Su visita al doctor había despertado su melancolía por aquellos años de eterna juventud, trabajo y ventura. Sentado en su sillón, donde disfrutó a través de la televisión los partidos del equipo de los records de Mendilibar por una enfermedad que le alejó durante un año del estadio, la única vez en su vida que renunció, por causa mayor, a ver en vivo a su Real Valladolid, viajó a través de su memoria por los momentos imborrables relacionados con el equipo de su ciudad. Con solo un año llevó a su primer hijo a conocer el que era su templo en un particular bautizo, un día de frío y lluvia, que casi envía al pequeño al otro barrio, algo que su mujer tardó en perdonar. Pero el blanco y el violeta había calado tan hondo en sus huesos que todo le parecía poco por vivir ese
Mejor que el camino hacia su cocina conocía el túnel de vestuarios de su estadio, con la valla amarilla dividiendo a locales y visitantes. Por allí vio salir a su tercer hijo, canterano del equipo, una tarde de abril de del 90 lo que le llenó de orgullo y afianzó, de forma sempiterna, su incondicionalidad a sus colores. Finalmente la carrera del chaval no cuajó, pero la foto era uno de sus más favoritos recuerdos.

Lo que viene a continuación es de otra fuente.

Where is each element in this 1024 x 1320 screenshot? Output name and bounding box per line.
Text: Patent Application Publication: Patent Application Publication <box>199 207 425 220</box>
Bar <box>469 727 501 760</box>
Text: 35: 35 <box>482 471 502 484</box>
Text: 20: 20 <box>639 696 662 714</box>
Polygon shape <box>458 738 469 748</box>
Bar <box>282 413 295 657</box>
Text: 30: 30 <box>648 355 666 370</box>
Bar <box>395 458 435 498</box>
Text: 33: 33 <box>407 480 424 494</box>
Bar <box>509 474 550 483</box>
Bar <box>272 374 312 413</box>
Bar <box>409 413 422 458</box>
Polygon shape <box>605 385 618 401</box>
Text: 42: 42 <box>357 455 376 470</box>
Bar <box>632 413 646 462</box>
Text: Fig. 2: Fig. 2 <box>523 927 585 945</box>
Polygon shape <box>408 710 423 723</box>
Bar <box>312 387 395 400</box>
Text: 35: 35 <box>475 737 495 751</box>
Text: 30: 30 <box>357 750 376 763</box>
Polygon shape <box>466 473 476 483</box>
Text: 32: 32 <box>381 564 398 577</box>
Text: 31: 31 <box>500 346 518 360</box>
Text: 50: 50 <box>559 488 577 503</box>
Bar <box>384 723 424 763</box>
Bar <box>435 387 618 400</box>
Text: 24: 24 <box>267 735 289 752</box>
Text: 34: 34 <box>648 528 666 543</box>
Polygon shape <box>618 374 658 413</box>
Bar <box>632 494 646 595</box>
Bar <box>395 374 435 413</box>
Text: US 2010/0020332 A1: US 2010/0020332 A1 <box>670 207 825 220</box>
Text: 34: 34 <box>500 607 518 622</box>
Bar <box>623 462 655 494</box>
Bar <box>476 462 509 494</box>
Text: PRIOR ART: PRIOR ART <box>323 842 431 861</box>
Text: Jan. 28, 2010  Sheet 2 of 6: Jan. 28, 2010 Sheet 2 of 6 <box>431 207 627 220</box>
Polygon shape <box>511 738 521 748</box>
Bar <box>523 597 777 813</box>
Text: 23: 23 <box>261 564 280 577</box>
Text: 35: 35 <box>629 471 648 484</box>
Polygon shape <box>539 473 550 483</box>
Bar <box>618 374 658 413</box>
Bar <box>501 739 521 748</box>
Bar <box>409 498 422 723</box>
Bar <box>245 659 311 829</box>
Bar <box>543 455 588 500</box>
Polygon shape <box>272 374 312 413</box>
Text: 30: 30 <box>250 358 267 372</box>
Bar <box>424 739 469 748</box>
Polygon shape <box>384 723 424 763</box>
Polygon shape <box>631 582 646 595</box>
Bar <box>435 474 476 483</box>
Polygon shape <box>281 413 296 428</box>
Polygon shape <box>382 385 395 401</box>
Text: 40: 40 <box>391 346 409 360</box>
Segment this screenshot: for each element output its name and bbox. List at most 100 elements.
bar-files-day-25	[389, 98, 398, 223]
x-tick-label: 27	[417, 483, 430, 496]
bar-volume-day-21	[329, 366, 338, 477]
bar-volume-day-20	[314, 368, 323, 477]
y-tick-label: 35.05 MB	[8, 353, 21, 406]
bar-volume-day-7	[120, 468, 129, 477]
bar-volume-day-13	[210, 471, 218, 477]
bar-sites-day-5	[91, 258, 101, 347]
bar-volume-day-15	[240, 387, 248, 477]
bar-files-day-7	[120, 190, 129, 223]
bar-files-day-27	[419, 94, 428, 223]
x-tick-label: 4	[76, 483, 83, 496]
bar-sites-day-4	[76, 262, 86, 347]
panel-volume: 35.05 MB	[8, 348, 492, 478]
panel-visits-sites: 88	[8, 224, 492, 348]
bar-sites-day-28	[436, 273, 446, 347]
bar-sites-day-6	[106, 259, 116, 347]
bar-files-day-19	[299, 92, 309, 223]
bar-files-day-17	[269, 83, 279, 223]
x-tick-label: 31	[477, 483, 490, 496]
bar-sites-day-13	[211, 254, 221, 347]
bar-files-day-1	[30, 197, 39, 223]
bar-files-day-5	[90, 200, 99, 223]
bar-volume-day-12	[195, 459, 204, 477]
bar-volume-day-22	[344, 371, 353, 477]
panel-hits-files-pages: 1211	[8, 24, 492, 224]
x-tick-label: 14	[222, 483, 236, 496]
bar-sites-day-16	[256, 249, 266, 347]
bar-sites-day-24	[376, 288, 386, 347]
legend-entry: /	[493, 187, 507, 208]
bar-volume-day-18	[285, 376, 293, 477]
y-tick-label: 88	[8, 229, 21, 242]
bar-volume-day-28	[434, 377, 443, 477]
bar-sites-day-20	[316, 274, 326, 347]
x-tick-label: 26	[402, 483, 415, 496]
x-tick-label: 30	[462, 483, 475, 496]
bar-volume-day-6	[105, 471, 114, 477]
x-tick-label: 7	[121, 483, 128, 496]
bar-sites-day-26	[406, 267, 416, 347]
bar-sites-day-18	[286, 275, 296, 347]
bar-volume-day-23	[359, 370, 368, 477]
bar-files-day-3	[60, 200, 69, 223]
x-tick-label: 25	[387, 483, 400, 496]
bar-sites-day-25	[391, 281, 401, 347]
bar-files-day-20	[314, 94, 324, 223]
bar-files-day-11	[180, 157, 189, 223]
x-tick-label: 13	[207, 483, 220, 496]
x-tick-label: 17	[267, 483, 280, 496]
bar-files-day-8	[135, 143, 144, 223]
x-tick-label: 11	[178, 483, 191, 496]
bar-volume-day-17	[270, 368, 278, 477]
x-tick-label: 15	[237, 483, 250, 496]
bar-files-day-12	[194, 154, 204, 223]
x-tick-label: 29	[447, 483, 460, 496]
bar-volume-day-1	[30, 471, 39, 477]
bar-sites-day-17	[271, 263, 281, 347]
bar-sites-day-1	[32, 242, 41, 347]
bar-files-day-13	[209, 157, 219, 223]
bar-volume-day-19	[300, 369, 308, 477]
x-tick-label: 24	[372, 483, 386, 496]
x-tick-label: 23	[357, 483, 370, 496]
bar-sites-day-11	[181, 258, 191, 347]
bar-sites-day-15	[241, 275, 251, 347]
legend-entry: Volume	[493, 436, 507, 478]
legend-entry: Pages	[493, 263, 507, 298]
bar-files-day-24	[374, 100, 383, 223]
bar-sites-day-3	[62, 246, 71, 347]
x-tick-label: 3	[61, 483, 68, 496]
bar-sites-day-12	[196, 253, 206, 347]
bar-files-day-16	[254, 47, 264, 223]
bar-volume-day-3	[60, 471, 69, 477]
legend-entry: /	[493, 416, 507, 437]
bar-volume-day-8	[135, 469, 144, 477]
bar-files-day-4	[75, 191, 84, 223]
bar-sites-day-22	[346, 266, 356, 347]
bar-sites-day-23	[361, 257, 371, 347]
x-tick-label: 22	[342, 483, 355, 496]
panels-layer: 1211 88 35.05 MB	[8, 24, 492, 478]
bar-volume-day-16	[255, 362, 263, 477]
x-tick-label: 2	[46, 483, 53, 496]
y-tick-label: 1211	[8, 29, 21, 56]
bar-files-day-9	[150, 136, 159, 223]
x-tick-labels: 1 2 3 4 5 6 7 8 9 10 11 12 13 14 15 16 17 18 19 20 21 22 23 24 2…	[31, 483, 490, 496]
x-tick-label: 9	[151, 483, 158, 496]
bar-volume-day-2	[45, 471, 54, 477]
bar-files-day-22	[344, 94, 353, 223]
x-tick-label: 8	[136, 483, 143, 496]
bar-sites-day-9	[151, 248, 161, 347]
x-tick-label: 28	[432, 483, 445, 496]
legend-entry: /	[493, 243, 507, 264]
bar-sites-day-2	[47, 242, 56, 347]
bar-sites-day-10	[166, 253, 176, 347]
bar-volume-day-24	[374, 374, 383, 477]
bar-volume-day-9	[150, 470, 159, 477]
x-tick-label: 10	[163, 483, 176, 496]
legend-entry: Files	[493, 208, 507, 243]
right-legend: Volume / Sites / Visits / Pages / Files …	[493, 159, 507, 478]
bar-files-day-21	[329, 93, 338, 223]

— Y pensar que puedo yo dejar mi vida por una tos fuerte… hay que ser imbécil –concluyó antes de echarse la siesta–.
***
Cada vez más apagado, la fatiga se acumulaba en sus párpados en el trayecto de vuelta a casa. Otro día duro, pensó, deseando con anhelo su siguiente cumpleaños con el que llegar al fin a la jubilación. Su oficio no le disgustaba pero a lo largo de su carrera habían sido muchos los sinsabores de la vida, y ya estaba cansado. Él, que prometía ser uno de los grandes del fútbol, tuvo que elegir la segunda opción tras fracturarse la tibia y el peroné de tal forma que nunca consiguió sanar del todo. La medicina, quizá no le quedó otro remedio en su angustia por intentar arreglar su problema, fue su vía de escape y al final se convirtió en su -buena- forma de ganarse el pan.
Él, que a los trece años salió de su Valladolid natal para labrarse una carrera como futbolista en Oviedo, donde un familiar le recomendó para el equipo infantil de los azulones, dejó todas sus amistades en el pujante barrio de las Delicias para emprender el camino hacia un sueño que solo tres temporadas después se truncó en decepción, lesionado y menospreciado por aquellos que meses atrás le habían catalogado como la nueva estrella.
El fútbol le había dado la espalda y, desde entonces, él apostó por romper todos los vínculos con el deporte. Recuperó los cursos perdidos, estudió medicina y vio pasar su madurez desde una consulta no sin el recuerdo de lo que pudo haber sido. Por eso, ya entrado en años y con el resquemor aún en sus ojos, su consejo para todos esos futboleros que acudían a él para, entre mocos, relatarle el último gol de Guerra, era el mismo: aléjese del deporte y ganará en salud. Nunca lo conseguía porque para sus pacientes, como para él, era imposible olvidar el deporte que había condicionado sus vidas.